A obra (Ser e Tempo) pressiona o leitor, com uma espécie de convocação patética, a levar uma existência autêntica, mas se omite em seu mutismo diante da questão: como se faz isso? A única resposta, aliás, fundamental, que poderíamos extrair daí deveria ser, decodificada (no sentido acima), a seguinte: de modo (285) consciente. Não se trata mais de uma moral concreta que fornece instruções sobre fazer e deixar fazer. Mas se o filósofo não é capaz de dar diretrizes, ele ainda é capaz de sugerir que se seja autêntico. Assim sendo: podes fazer o que queres, podes fazer o que precisas; mas faze-o de tal modo que possas permanecer intensamente consciente disso que fazes. Amoralismo moral: será essa a última palavra possível da ontologia existencial a respeito da ética? Parece que o ethos de uma vida consciente é o único capaz de se afirmar no meio das correntes niilistas da modernidade, porque no fundo ele não é uma delas. Ele não preenche nem mesmo a função de uma moral de substituição (do gênero das utopias, que colocam o bem no futuro e ajudam a relativizar o mal do caminho). Quem realmente pensa para além de bem e mal encontra uma única oposição importante para a vida, que é ao mesmo tempo a única de que, sem excessos idealistas, podemos dispor a partir do nosso próprio existir: a oposição entre agir consciente e agir inconsciente. Sigmund Freud formulou aquela célebre convocação na sentença: “Onde estava o id, o eu deve vir a ser”. Heidegger diria aqui: onde se encontrava o impessoal, deve advir a autenticidade. A autenticidade seria, interpretada de modo livre, esse estado a que acedemos quando produzimos em nossa existência (Dasein) um continuum da consciência.1 É somente isso que rompe o curso da inconsciência (Unbewusstheit) em que vive a vida humana, sobretudo na medida em que é socializada; a consciência distraída do impessoal está condenada a permanecer descontínua, impulsivo-reativa, automática e não livre. O impessoal é o “ter que” (das Müssen). Em relação a isso, a autenticidade consciente — aceitamos provisoriamente essa expressão — elabora uma qualidade superior de vigília. Ela põe em seu agir todo o vigor de sua decisão e de sua energia. O budismo se refere a isso com expressões comparáveis. Enquanto o Eu-impessoal dorme, a existência (Dasein) do si-mesmo autêntico está desperta para si mesma. Quem explora a si mesmo numa contínua vigília, encontra a partir de sua situação, para além das morais, o que tem a fazer.
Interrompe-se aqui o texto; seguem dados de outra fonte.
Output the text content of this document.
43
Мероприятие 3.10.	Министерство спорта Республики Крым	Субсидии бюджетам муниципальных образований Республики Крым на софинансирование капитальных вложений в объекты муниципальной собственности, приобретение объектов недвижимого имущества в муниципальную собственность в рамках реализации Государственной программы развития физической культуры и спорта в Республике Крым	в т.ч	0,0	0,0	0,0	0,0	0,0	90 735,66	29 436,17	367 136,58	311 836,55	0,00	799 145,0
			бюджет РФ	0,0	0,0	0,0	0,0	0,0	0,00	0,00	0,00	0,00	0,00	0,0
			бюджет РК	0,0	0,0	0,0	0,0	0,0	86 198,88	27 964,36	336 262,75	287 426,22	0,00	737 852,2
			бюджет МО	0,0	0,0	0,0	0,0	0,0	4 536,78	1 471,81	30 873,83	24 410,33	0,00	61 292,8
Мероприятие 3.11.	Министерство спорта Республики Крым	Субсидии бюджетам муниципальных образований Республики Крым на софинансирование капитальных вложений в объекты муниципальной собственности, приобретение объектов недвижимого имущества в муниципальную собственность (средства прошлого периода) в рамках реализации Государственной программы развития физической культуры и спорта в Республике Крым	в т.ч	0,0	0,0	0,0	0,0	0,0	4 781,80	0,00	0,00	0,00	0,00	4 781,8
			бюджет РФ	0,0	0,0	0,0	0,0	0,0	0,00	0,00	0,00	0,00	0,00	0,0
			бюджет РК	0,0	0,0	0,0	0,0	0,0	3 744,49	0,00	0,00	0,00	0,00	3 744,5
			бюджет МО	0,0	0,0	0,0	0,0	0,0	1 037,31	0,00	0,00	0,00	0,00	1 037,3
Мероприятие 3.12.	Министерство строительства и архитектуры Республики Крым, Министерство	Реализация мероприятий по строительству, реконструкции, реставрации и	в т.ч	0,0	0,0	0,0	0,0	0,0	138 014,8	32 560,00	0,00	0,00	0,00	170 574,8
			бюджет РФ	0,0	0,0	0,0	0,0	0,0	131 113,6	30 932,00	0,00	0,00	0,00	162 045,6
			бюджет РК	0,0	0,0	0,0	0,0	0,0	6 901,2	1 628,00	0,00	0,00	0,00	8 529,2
A que profundezas chega o amoralismo sistemático de Heidegger, eis o que se mostra em sua reinterpretação do conceito de consciência (Gewissen). Ele constrói, ao mesmo tempo com prudência e de uma maneira revolucionária, uma “consciência sem consciência (Gewissen)”. Se, nos milênios da história europeia da moral, a consciência foi considerada uma instância interior que me diz o que é o bem e o que é o mal, Heidegger a compreende agora como uma consciência vazia, que nada anuncia. “A consciência fala unicamente e constantemente no modo do silenciar.” (Sein und Zeit, p. 273) Uma vez mais aparece a figura de pensamento característica de Heidegger: a intensidade que nada diz. Além de bem e mal, tudo que há é o silêncio “murmurante”, a intensa consciência (Bewusstsein) que não julga e que se limita a ver em estado de vigília “o que é o caso”. A consciência (Gewissen), outrora compreendida como instância moral que prescreve conteúdos, aproxima-se agora do puro ser-consciente (Bewusst-Sein). A moral, enquanto parte de convenções e princípios sociais, apenas concerne ao comportamento do impessoal. Como domínio do si-mesmo autêntico, sobrevive apenas uma consciência (Bewusstsein) resoluta pura: uma presença vibrante.
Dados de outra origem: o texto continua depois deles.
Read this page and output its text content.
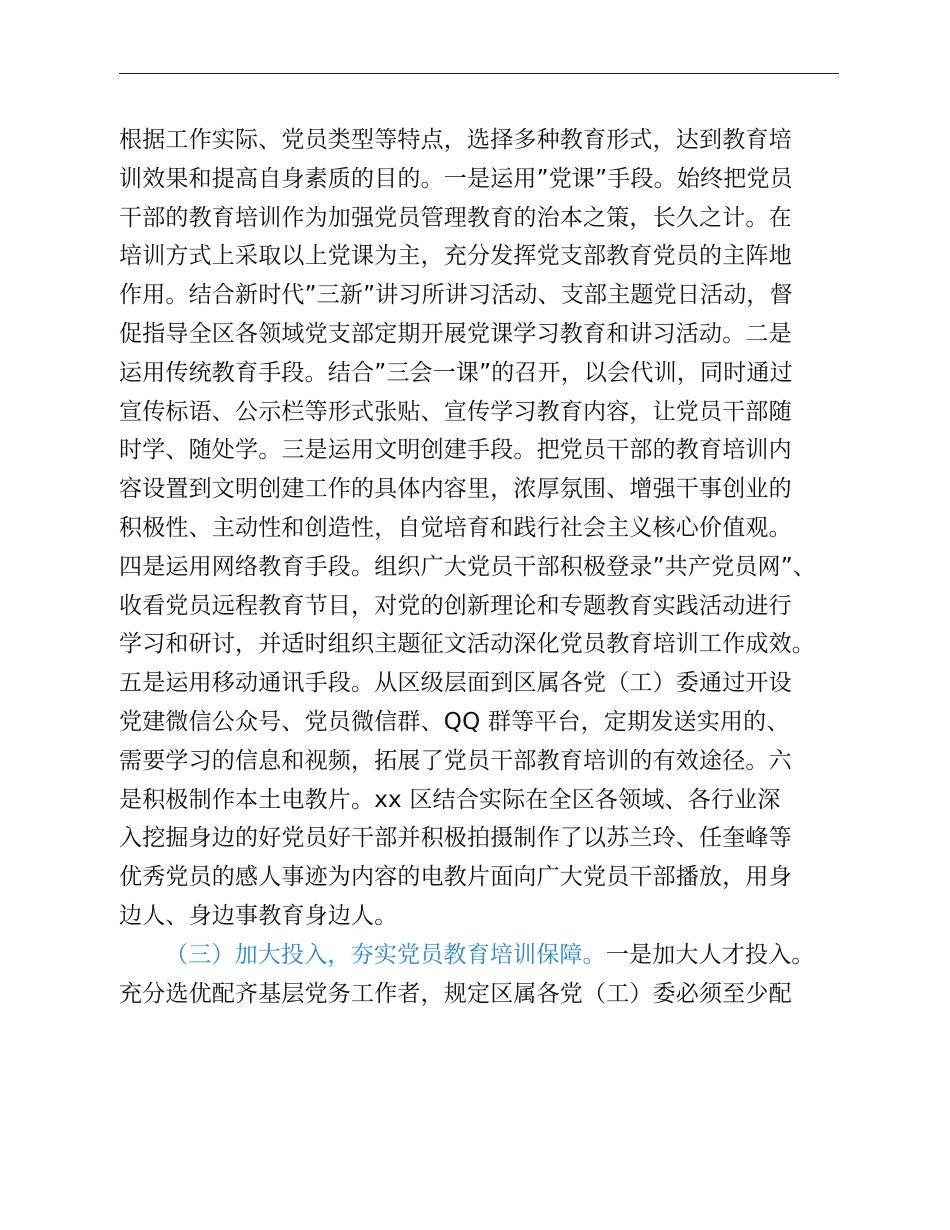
根据工作实际、党员类型等特点，选择多种教育形式，达到教育培
训效果和提高自身素质的目的。一是运用”党课”手段。始终把党员
干部的教育培训作为加强党员管理教育的治本之策，长久之计。在
培训方式上采取以上党课为主，充分发挥党支部教育党员的主阵地
作用。结合新时代”三新”讲习所讲习活动、支部主题党日活动，督
促指导全区各领域党支部定期开展党课学习教育和讲习活动。二是
运用传统教育手段。结合”三会一课”的召开，以会代训，同时通过
宣传标语、公示栏等形式张贴、宣传学习教育内容，让党员干部随
时学、随处学。三是运用文明创建手段。把党员干部的教育培训内
容设置到文明创建工作的具体内容里，浓厚氛围、增强干事创业的
积极性、主动性和创造性，自觉培育和践行社会主义核心价值观。
四是运用网络教育手段。组织广大党员干部积极登录”共产党员网”、
收看党员远程教育节目，对党的创新理论和专题教育实践活动进行
学习和研讨，并适时组织主题征文活动深化党员教育培训工作成效。
五是运用移动通讯手段。从区级层面到区属各党（工）委通过开设
党建微信公众号、党员微信群、QQ 群等平台，定期发送实用的、
需要学习的信息和视频，拓展了党员干部教育培训的有效途径。六
是积极制作本土电教片。xx 区结合实际在全区各领域、各行业深
入挖掘身边的好党员好干部并积极拍摄制作了以苏兰玲、任奎峰等
优秀党员的感人事迹为内容的电教片面向广大党员干部播放，用身
边人、身边事教育身边人。
（三）加大投入，夯实党员教育培训保障。一是加大人才投入。
充分选优配齐基层党务工作者，规定区属各党（工）委必须至少配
Numa démarche patética do pensamento, Heidegger descobre que essa “consciência sem consciência (Gewissen)” contém uma convocação a nós — uma “convocação para ser culpado (Schuldigsein)”. Ser culpado de quê? Sem resposta. Será que a vida “autêntica” possui, de algum ponto de vista, uma culpa a priori? Será que a doutrina cristã do pecado original retorna sub-repticiamente aqui? Teríamos assim apenas aparentemente abandonado o moralismo. Mas se o ser-si-mesmo autêntico é descrito enquanto ser-para-a-morte, somos levados a acreditar que essa “convocação para ser culpado” estabelece um liame existencial entre nosso próprio ainda-estar-na-vida e a morte dos outros. Viver enquanto deixar morrer; o autêntico vivente é alguém que se concebe como sobrevivente, como alguém diante de quem a morte acaba de passar, e que concebe como protelação o lapso de tempo até o novo e definitivo encontro com ela. É, portanto, nessa fronteira (287) extrema da reflexão amoral que se move a análise de Heidegger. E sua interrogação deixa claro que ele tem consciência de que se encontra num solo explosivo: “Convocar a ser culpado… não significaria isso uma convocação à maldade?” Poderia haver uma “autenticidade” em que apareceríamos como agentes decididos pelo mal? Do mesmo modo que os fascistas reivindicaram para si o além de bem e mal de Nietzsche para fazer o mal acima de tudo neste mundo? Heidegger recua diante dessa lógica. O amoralismo da “consciência sem consciência (Gewissen)” não é concebido como convocação ao mal, isso é certo. (…)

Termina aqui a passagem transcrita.